Le Parti socialiste français réagit enfin à la décision prise par la France, par le biais de son chef de l’État, de reconnaître la souveraineté du Maroc sur son Sahara et d’appuyer dorénavant le plan d’autonomie des provinces du Sud comme «la seule base» d’un règlement du conflit. La réaction, officialisée dans un communiqué, a pris la forme d’une condamnation, non pas de la décision en elle-même, mais de l’approche adoptée par le président de la République, Emmanuel Macron. Celle-ci est qualifiée de «tournant diplomatique précipité et sans concertation avec le Parlement».
C’est encore dans tous les esprits, dans un message adressé le 30 juillet dernier –jour de la fête du Trône– au roi Mohammed VI, le président français, Emmanuel Macron, annonce officiellement au Souverain qu’il «considère que le présent et l’avenir du Sahara occidental s’inscrivent dans le cadre de la souveraineté marocaine». «Pour la France, l’autonomie sous souveraineté marocaine est le cadre dans lequel cette question doit être résolue. Notre soutien au plan d’autonomie proposé par le Maroc en 2007 est clair et constant», lit-on. Et ce plan «constitue désormais la seule base pour aboutir à une solution politique juste, durable et négociée, conformément aux résolutions du Conseil de sécurité des Nations unies».
Évoquant à peine son attachement –idéologique et à tiroir– au droit international, dont se réclame le Maroc au demeurant, et à «la libre détermination des peuples», et confirmant l’attachement du parti à l’amitié entre la France et le Maroc, le texte fustige principalement le chef de l’État français: «Comme l’ensemble des Français nous découvrons une lettre adressée au roi Mohammed VI à l’occasion du 25ème anniversaire de son intronisation, dans laquelle le Président de la République prend la décision de reconnaître le plan marocain pour le Sahara occidental. Le PS attaché à l’amitié franco-marocaine, condamne cette décision unilatérale, prise sans le moindre débat ni concertation avec le Parlement.»

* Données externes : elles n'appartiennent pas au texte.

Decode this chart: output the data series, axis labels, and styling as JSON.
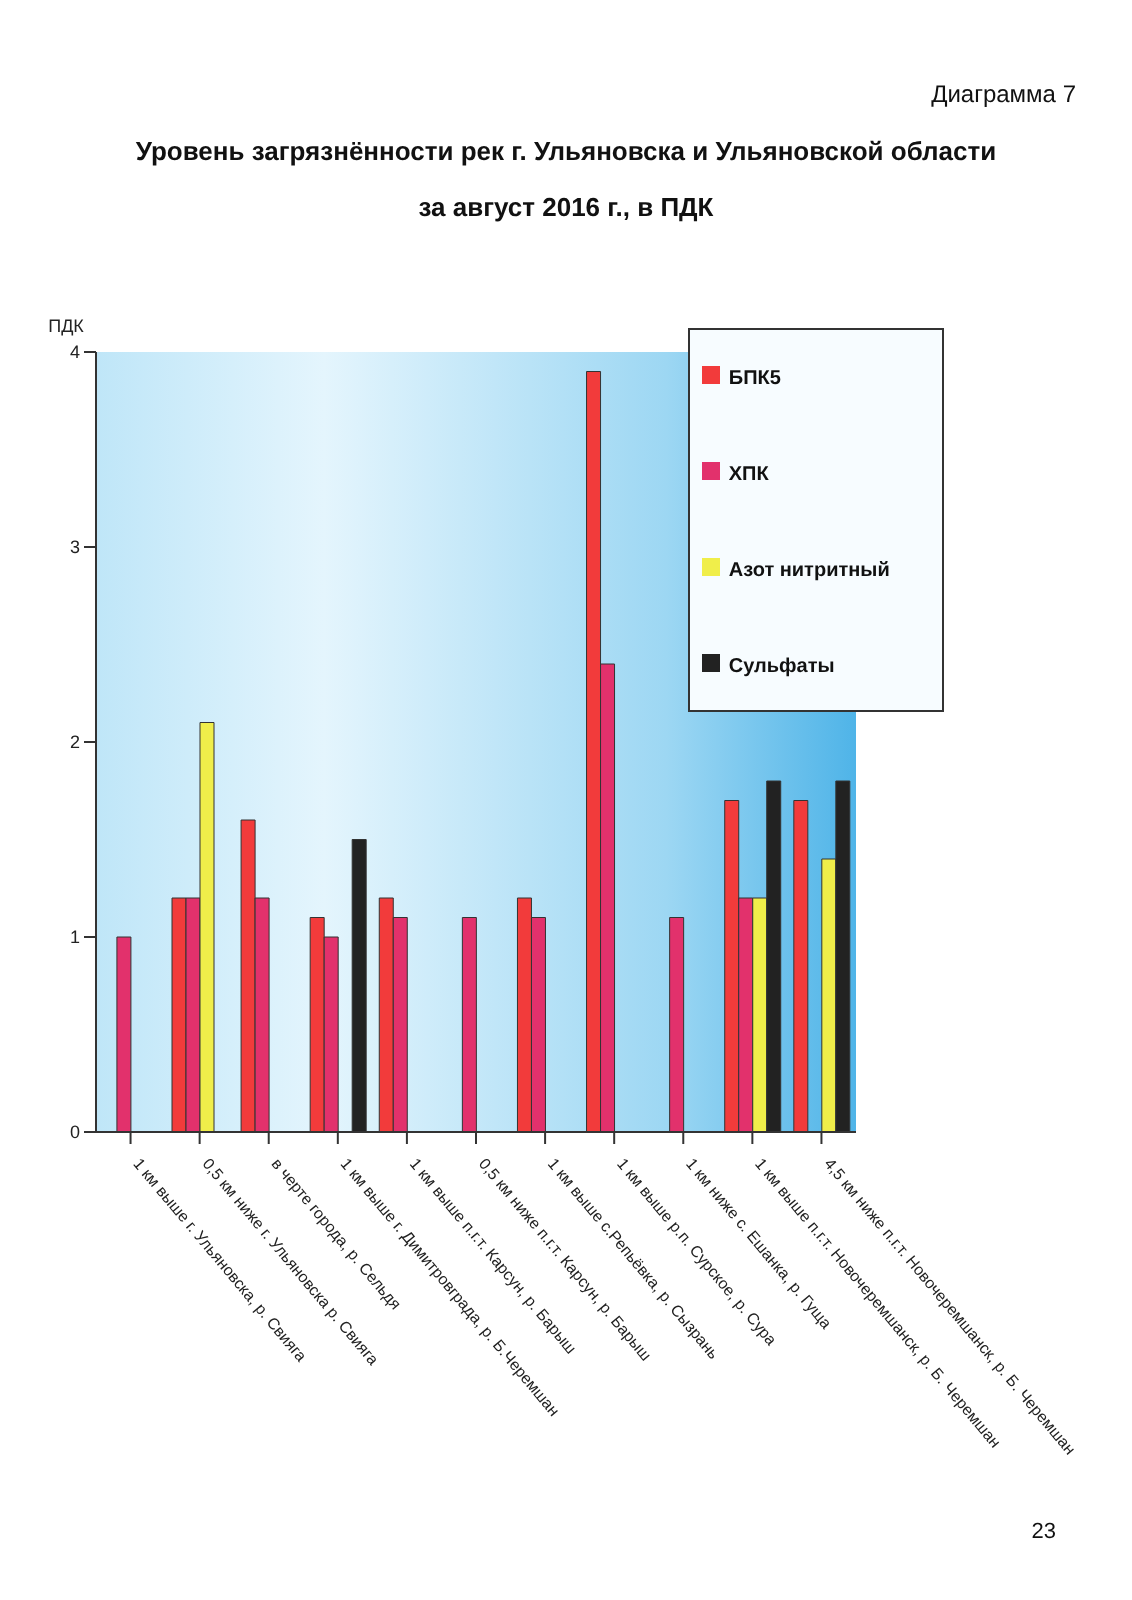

«Alors qu’aucune urgence ne justifiait une telle annonce au cœur de l’été, à un moment où le gouvernement démissionnaire est censé gérer les affaires courantes, le président joue un coup de communication sans vision politique qui s’inscrive dans le temps long», lit-on encore dans le communiqué, qui porte l’empreinte d’Olivier Faure, Premier secrétaire de cette formation.

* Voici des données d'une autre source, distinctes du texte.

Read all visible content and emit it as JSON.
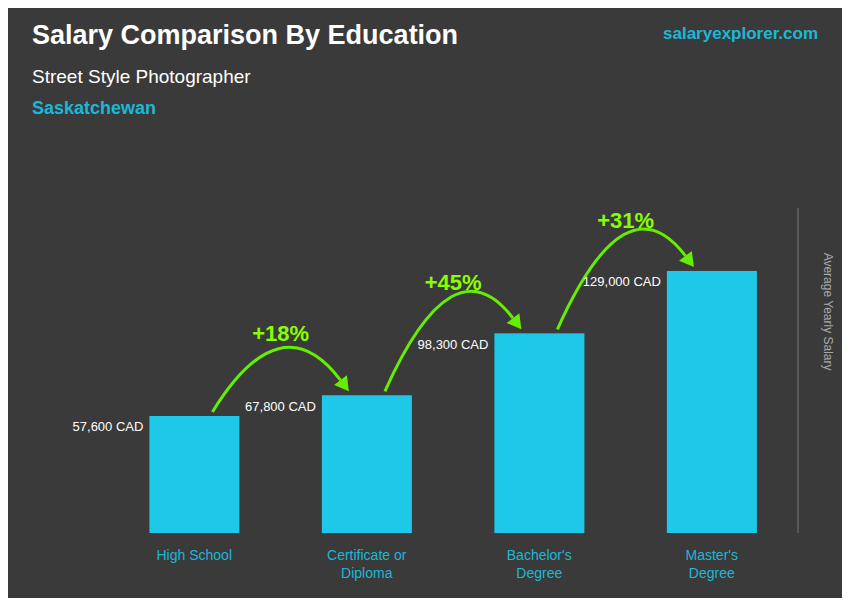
{
  "chart_data": {
    "type": "bar",
    "title": "Salary Comparison By Education",
    "subtitle": [
      "Street Style Photographer",
      "Saskatchewan"
    ],
    "y_label": "Average Yearly Salary",
    "categories": [
      "High School",
      "Certificate or\nDiploma",
      "Bachelor's\nDegree",
      "Master's\nDegree"
    ],
    "values": [
      57600,
      67800,
      98300,
      129000
    ],
    "value_labels": [
      "57,600 CAD",
      "67,800 CAD",
      "98,300 CAD",
      "129,000 CAD"
    ],
    "data_labels": true,
    "color": "#1ec8e8",
    "ylim": [
      0,
      160000
    ],
    "tick_labels": "x",
    "grid": false,
    "annotations": [
      {
        "text": "+18%",
        "between": [
          "High School",
          "Certificate or\nDiploma"
        ]
      },
      {
        "text": "+45%",
        "between": [
          "Certificate or\nDiploma",
          "Bachelor's\nDegree"
        ]
      },
      {
        "text": "+31%",
        "between": [
          "Bachelor's\nDegree",
          "Master's\nDegree"
        ]
      },
      {
        "text": "salaryexplorer.com"
      }
    ]
  }
}
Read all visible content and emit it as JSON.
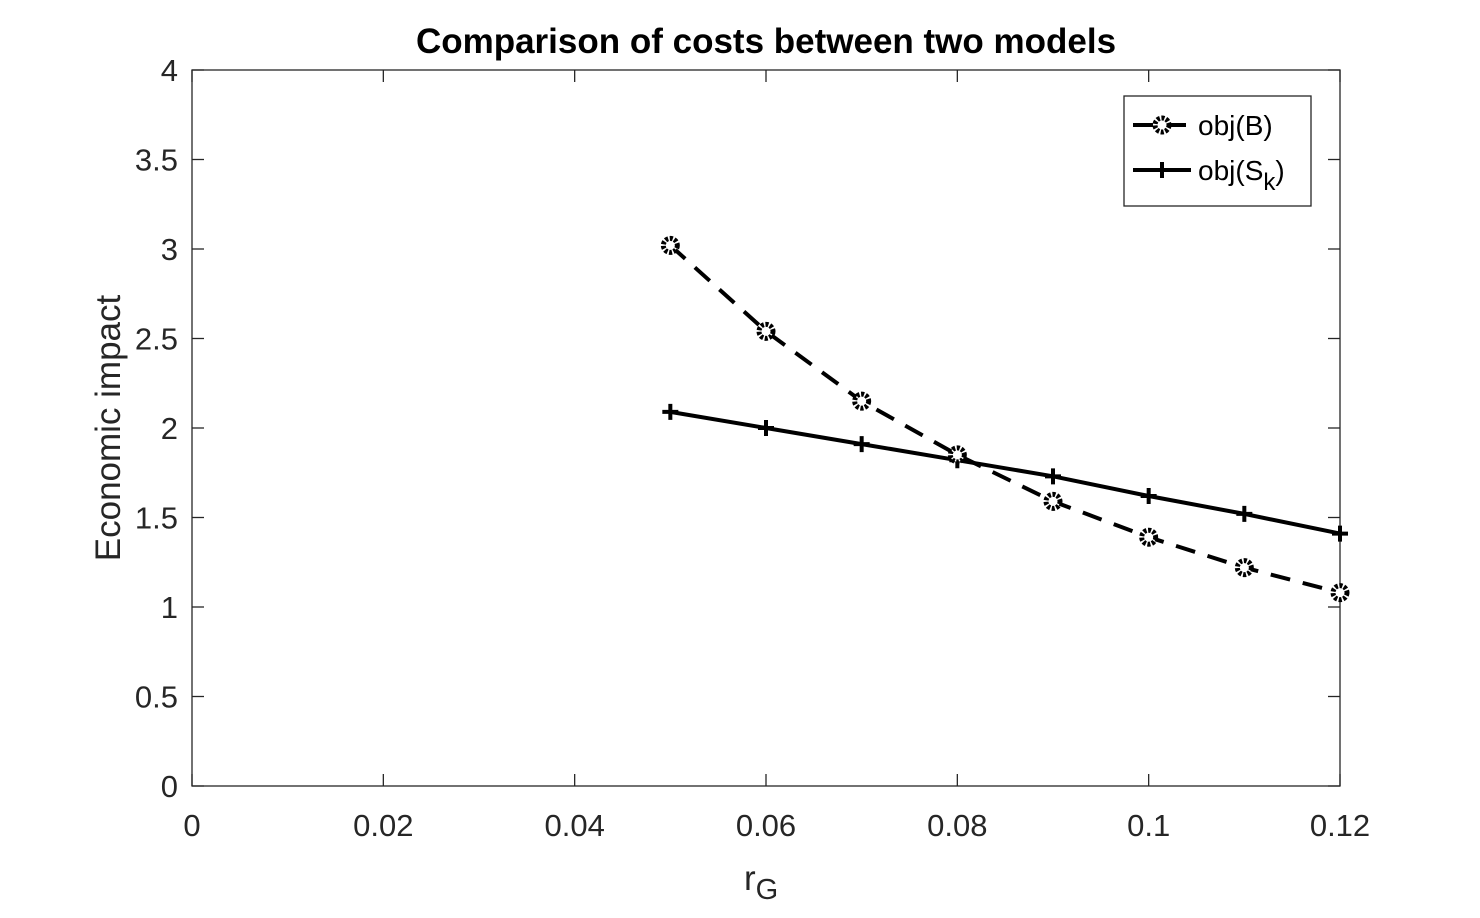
{
  "chart_data": {
    "type": "line",
    "title": "Comparison of costs between two models",
    "xlabel": {
      "main": "r",
      "sub": "G"
    },
    "ylabel": "Economic impact",
    "xlim": [
      0,
      0.12
    ],
    "ylim": [
      0,
      4
    ],
    "xticks": [
      0,
      0.02,
      0.04,
      0.06,
      0.08,
      0.1,
      0.12
    ],
    "xtick_labels": [
      "0",
      "0.02",
      "0.04",
      "0.06",
      "0.08",
      "0.1",
      "0.12"
    ],
    "yticks": [
      0,
      0.5,
      1,
      1.5,
      2,
      2.5,
      3,
      3.5,
      4
    ],
    "ytick_labels": [
      "0",
      "0.5",
      "1",
      "1.5",
      "2",
      "2.5",
      "3",
      "3.5",
      "4"
    ],
    "grid": false,
    "legend_position": "top-right",
    "x": [
      0.05,
      0.06,
      0.07,
      0.08,
      0.09,
      0.1,
      0.11,
      0.12
    ],
    "series": [
      {
        "name": "obj(B)",
        "name_parts": {
          "main": "obj(B)"
        },
        "style": "dashed",
        "marker": "circle",
        "color": "#000000",
        "values": [
          3.02,
          2.54,
          2.15,
          1.85,
          1.59,
          1.39,
          1.22,
          1.08
        ]
      },
      {
        "name": "obj(S_k)",
        "name_parts": {
          "main": "obj(S",
          "sub": "k",
          "tail": ")"
        },
        "style": "solid",
        "marker": "plus",
        "color": "#000000",
        "values": [
          2.09,
          2.0,
          1.91,
          1.82,
          1.73,
          1.62,
          1.52,
          1.41
        ]
      }
    ]
  }
}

Sur l’initiative en elle-même, il faudra repasser, le PS se limitant à prôner une diplomatie «fondée sur l’apaisement et le dialogue». L’auteur oublie aussi de citer le mentor d’Olivier Faure, un certain François Hollande, qui a affirmé, s’agissant du même Sahara, qu’il était dans l’intérêt de tous d’avoir des conflits gelés. «On vit assez bien avec un conflit. On ne va pas jusqu’au bout de son règlement», avait précisé l’ancien premier secrétaire du PS, accessoirement ex-président de la République. Plus que «l’apaisement et le dialogue», c’est ce malin plaisir à créer et entretenir des foyers de tension que l’Histoire retiendra s’agissant de certains hommes politiques français. Passons.
Sur le peu de fond comme sur la forme, et pour «soft», le texte ne fait nullement l’unanimité au sein du PS. Maire de Montpellier au nom du même Parti socialiste, Michaël Delafosse ne partage pas la position de la formation dont il est pourtant membre. «Je tiens à saluer cette position importante, nécessaire, attendue, du chef de l’État au nom de la France à l’égard du Maroc», écrit-il sur X.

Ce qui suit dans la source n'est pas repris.